Visit Sharonville bookstore The Book Bus Depot on Saturday, March 2 to meet Tilly the Book Bus, a 1962 mint green VW single-cab truck that has been, for the last five years, visiting coffee shops around Cincinnati and providing new children’s books to area schools. Now Tilly has her own book, with a story that’s told by her owner Melanie Moore, who arranges Tilly’s travel schedule and runs The Book Bus Depot, aka Tilly’s headquarters. Moore collaborated with local artist Mike Helm and fellow children’s bookstore owner Brian Wray to bring the story to life.
The Book Bus (Schiffer Publishing) begins with Tilly’s early life on a cherry farm, where she hauls a truck bed loaded with cherry crates during the day and spends her nights in a barn. “It’s all true,” Moore says, noting that the book bus made its initial journey from out west to Ohio so that her husband, a VW afficionado, could repair the engine of the single-cab classic. “When we brought her home, she had all these old cherry crates in the bottom of the truck,” she recalls.
Three years later, inspired by tales of mobile bookstores like Parnassus on Wheels, Moore reimagined the truck as a book bus. The picture book recounts the journey by introducing a young girl who reads in the truck bed at night and inspires Tilly to eventually take cartons of books to local children. When Tilly runs out of books with two would-be readers waiting forlornly by her truck bed, it looks like she’s in trouble. But, just in time, “a group of grown-ups with arms full of colorful books” offer to share their books with the remaining children.
The scene represents The Book Bus’s nonprofit work. “The community came around and supported Tilly and filled her crates back up, which is what I feel the community does for me,” says Moore. “I wanted to show how a community of people could come together to promote literacy.”
In real life, after 25 years of teaching in inner-city schools in California, Missouri, and Ohio, Moore was tired to seeing underfunded libraries. Her vision in The Book Bus Depot was to channel profits from Book Bus sales to purchasing new books for school libraries. And, over the last five years, she’s done just that.

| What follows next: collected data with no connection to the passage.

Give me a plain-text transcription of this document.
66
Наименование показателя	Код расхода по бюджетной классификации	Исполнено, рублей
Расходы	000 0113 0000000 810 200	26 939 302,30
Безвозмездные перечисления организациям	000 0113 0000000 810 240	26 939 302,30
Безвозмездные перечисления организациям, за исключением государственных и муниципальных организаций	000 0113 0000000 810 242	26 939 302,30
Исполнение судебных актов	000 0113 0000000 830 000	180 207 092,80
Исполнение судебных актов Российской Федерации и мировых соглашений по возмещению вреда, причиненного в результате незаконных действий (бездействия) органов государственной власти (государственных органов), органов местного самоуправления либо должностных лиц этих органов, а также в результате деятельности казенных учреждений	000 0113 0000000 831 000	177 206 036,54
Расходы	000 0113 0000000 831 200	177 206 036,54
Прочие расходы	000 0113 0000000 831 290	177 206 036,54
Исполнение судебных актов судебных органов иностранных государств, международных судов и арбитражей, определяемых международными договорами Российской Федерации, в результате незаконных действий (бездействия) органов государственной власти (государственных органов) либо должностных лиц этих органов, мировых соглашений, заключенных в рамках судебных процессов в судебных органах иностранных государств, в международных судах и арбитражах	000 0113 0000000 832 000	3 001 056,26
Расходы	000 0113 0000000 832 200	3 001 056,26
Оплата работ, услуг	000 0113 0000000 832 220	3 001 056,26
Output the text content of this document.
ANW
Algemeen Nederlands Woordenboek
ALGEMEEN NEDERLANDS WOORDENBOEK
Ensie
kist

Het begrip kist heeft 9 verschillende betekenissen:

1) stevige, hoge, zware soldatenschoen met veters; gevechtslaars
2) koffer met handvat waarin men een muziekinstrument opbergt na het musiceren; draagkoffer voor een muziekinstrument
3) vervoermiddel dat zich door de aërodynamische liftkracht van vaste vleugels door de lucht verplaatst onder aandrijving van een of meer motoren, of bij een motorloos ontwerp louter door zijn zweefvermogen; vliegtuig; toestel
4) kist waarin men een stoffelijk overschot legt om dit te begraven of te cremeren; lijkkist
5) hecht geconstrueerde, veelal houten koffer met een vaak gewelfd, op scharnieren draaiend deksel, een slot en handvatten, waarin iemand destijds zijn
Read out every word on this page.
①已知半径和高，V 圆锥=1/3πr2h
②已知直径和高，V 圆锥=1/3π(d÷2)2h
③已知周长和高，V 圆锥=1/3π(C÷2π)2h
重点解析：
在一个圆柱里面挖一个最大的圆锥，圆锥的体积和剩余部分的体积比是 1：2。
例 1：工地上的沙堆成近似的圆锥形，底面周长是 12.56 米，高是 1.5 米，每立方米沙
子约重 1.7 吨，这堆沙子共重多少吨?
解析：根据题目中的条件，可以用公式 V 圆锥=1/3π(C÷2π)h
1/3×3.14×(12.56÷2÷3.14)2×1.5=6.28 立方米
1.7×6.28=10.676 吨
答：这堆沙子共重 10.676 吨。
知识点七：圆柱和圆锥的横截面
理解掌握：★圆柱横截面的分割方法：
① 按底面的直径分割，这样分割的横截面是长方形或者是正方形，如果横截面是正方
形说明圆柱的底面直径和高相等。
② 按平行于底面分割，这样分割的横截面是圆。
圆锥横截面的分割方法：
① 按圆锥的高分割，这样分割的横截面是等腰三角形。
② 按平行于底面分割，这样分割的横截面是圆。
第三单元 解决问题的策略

To facilitate the nonprofit, all workers at the Book Bus Depot are volunteer and Moore doesn’t take a salary. She now has a national following on social media and is a mainstay in the region’s independent bookstore scene.
From the early days of running The Book Bus, Moore thought the bus’s story would make a great picture book. She turned to writer Brian Wray, a children’s bookstore owner in Vermont who had written children’s books, and artist Mike Helm, who lives in Hyde Park, to make her vision a reality. “From the beginning, I knew I wanted the pictures to feel like art,” she says.
To create the illustrations for The Book Bus, Helm individually painted each spread. The soft green hues of the landscape perfectly frame the appealing book bus and create a calm, soothing atmosphere for the story. My favorite illustration features a full moon casting a silvery glow over the barn that houses Tilly. In the middle of the spread, the girl reader crosses the dark lawn with her flashlight and book as she makes her way to Tilly’s truck bed, where she’ll read the night away.
There’s something about Tilly that draws real children to her. “It’s all Tilly, she’s the star attraction here,” Moore says of the nonprofit’s success. “If I’m out and about, people are drawn to her. The truck is just a showstopper.” My 3-year-old daughter had this reaction to just the picture of Tilly in The Book Bus.
We will be at the shop in person on March 2 (10 a.m.-4 p.m.) to see the real Tilly and have our copy of the book signed by the two authors and illustrator, all of whom will be in attendance. Original artwork from the book will be on display, and the event will include giveaways, activities, and sweet treats compliments of Lulu’s Sweets Boutique.